Rappelons que l'accord de confirmation du FMI, appelé aujourd'hui de “Précaution“, est «la cheville ouvrière des concours financiers du FMI aux pays émergents et avancés». Ses taux sont non concessionnels, mais négociables et généralement inférieurs à ceux existants sur les marchés financiers. Cet accord est aujourd'hui plus adapté aux besoins des pays demandeurs surtout depuis la crise financière internationale déclenchée en 2008 et dont les conséquences ont été désastreuses».
Re-réfléchir la compensation
Chedly Ayari a rappelé, à l'occasion, que la Tunisie bénéficie toujours de la confiance de ses partenaires stratégiques et économiques. Qu'il s'agisse des Français ou des Américains, «notre pays jouit d'une certaine sympathie ou empathie».
Il n'empêche que derrière les messages de soutien, il y a des attentes, celles se rapportant à plus de visibilité politique et plus de stabilité sociale. Une stabilité sociale qui coûterait très cher au pays rien qu'à voir les effets de la crise permanente du bassin minier sur le secteur des exportations: «Un manque à gagner de l'ordre de plusieurs milliards de dinars: le phosphate a plus de valeur que l'or…».

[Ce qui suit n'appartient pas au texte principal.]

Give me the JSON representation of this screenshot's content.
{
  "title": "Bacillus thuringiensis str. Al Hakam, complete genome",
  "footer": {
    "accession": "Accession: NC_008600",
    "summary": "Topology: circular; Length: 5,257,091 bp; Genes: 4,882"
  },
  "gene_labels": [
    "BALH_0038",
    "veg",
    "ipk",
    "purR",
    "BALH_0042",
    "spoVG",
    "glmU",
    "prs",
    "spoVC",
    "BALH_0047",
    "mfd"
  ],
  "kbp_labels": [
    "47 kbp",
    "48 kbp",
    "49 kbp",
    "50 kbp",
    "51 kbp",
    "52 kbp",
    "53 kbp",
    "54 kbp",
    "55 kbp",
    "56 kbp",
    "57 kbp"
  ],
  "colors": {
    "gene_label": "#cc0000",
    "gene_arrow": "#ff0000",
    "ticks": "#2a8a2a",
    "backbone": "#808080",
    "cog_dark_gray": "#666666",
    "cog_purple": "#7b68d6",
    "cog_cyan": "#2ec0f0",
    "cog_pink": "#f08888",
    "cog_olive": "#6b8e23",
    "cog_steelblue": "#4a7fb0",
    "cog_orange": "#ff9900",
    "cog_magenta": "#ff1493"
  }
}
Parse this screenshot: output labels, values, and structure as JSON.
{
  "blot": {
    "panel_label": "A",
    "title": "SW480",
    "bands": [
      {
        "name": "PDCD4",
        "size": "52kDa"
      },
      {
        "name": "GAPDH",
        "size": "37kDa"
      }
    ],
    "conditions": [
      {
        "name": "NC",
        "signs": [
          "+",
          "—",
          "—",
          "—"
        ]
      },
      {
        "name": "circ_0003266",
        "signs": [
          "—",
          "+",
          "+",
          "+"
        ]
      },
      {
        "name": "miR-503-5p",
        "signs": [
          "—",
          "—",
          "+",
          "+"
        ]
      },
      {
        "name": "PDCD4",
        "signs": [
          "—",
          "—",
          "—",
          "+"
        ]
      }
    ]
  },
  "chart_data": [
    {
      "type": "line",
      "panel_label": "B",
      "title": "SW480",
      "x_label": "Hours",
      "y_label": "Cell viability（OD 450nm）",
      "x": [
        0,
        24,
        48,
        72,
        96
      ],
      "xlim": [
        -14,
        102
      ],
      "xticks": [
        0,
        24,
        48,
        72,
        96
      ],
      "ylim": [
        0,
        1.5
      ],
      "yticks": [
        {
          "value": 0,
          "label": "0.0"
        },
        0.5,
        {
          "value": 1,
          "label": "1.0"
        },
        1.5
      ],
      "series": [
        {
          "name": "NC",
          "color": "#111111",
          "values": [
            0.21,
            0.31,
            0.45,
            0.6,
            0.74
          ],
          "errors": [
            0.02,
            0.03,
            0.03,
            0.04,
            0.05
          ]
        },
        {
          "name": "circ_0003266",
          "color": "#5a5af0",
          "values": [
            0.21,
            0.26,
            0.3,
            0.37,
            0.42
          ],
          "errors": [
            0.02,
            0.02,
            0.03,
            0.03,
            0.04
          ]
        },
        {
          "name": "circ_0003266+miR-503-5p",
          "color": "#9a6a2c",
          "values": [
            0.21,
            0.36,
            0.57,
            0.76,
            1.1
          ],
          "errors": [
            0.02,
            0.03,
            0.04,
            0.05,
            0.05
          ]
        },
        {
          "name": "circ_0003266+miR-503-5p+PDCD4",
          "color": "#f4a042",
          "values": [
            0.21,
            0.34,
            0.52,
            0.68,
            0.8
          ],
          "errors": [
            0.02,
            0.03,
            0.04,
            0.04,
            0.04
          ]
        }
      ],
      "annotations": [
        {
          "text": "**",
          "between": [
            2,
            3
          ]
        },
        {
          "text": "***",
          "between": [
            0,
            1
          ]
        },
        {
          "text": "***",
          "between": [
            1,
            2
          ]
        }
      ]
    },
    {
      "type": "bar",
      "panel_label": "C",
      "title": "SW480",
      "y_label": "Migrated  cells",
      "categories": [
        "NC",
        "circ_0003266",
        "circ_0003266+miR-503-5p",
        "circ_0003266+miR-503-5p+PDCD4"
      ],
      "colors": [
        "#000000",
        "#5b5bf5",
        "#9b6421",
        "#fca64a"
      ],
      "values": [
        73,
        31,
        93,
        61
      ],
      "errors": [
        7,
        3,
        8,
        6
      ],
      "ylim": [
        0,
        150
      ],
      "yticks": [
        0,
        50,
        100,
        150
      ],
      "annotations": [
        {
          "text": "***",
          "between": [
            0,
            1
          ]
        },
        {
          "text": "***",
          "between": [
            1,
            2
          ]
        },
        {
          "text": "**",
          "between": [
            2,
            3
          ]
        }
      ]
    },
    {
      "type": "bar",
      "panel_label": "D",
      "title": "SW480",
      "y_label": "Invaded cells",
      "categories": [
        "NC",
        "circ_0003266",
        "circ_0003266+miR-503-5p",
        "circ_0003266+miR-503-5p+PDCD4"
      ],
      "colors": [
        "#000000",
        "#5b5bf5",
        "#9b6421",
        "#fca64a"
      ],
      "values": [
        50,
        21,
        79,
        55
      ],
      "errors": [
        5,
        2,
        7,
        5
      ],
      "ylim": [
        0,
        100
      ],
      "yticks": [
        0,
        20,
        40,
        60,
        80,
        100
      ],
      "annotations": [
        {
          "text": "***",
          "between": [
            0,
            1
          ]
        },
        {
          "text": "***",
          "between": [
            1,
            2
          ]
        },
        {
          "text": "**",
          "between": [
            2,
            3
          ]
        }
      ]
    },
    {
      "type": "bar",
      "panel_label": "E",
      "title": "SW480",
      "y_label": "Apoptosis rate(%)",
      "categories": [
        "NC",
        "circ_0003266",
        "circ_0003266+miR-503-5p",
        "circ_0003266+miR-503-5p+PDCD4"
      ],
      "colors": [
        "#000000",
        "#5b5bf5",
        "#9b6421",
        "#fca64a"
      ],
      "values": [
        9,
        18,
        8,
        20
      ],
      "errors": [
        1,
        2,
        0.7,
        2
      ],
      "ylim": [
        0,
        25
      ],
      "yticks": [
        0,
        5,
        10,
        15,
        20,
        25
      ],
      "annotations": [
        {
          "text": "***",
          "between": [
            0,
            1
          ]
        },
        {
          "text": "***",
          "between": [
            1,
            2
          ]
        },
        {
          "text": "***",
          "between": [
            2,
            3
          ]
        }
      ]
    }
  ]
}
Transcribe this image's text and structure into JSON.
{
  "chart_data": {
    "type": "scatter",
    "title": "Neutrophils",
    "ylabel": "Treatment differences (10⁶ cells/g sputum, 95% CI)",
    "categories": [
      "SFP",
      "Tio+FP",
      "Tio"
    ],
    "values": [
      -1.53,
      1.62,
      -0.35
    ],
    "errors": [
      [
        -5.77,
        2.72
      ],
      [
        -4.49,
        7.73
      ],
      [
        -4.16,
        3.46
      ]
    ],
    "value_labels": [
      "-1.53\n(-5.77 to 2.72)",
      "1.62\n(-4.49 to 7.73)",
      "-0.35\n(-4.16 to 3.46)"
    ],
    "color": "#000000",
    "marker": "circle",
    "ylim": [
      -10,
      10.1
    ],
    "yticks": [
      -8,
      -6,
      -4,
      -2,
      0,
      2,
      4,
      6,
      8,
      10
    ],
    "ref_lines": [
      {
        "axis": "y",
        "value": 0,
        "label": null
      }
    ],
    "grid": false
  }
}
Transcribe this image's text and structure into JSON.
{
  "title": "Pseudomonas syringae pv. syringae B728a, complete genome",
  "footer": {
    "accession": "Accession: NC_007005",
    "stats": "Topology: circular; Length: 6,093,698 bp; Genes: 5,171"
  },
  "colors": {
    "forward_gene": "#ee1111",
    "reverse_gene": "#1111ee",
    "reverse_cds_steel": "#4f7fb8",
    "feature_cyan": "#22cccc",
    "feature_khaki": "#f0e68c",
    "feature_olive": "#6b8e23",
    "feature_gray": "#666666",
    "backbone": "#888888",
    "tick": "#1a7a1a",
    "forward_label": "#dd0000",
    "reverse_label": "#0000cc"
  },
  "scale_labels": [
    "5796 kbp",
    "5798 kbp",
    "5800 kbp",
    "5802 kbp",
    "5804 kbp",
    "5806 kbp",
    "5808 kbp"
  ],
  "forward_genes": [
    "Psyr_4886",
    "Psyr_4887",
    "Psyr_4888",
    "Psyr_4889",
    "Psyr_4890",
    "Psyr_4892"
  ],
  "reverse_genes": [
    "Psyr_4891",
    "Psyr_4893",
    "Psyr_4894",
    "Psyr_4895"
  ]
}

Le gouverneur a tenu à préciser que les réformes incluses dans le document «confidentiel» rendu public ne relevaient pas de secrets des dieux et qu'elles allaient être communiquées dès que décision finale les concernant allait être prise. «Ceci étant, ces réformes ne sont pas souhaitées que par le FMI, elles le sont autant par la Banque mondiale, la BAD, nos partenaires européens et autres. Prenons l'exemple de la compensation. Elle est de 5 milliards de dinars sur un budget de 26 milliards de dinars, ce qui correspond au Titre II, soit le budget consacré au développement. Est-ce normal? Comment pouvons-nous continuer dans cette orientation lorsque nos équilibres économiques sont menacés? Ceci d'autant plus que pratiquement les 3⁄4 des catégories socioprofessionnelles qui profitent de la compensation peuvent assurer un certain bien-être sans y recourir. L'une des réformes engagées par l'Etat et approuvées par la Constituante a été par conséquent l'augmentation du prix des carburants pour limiter les effets de la compensation. Il s'agit tout juste de réduire les fonds alloués à la compensation de 500 millions de dinars, le prix du gaz ne sera pas augmenté tout comme celui du pétrole 2. 16% du PIB vont à la compensation, c'est un taux ahurissant. Grands temps de re-réfléchir ses modalités».
Il s'agit également, entre autres réformes, de restructurer le marché financier, une revendication qui ne date pas d'aujourd'hui et dans laquelle s'est déjà engagé Mostapha Kamel Ennabli, l'ancien gouverneur de la BCT nommé en janvier 2011. Les représentants du FMI, a tenu à préciser Chedly Ayari, ont négocié avec les ministères concernés par les réformes un par un. Il a assuré que c'est la Tunisie qui fixera le calendrier des emprunts, du remboursement ainsi que celui des taux d'intérêt, et qu'elle ne compte pas subir les conditions du FMI. «La souveraineté de la Tunisie n'est pas négociable, et nous sommes seuls décideurs face au FMI».
Ces promesses éviteront-elles dans l'avenir des titres tels «Souveraineté à l'encan»?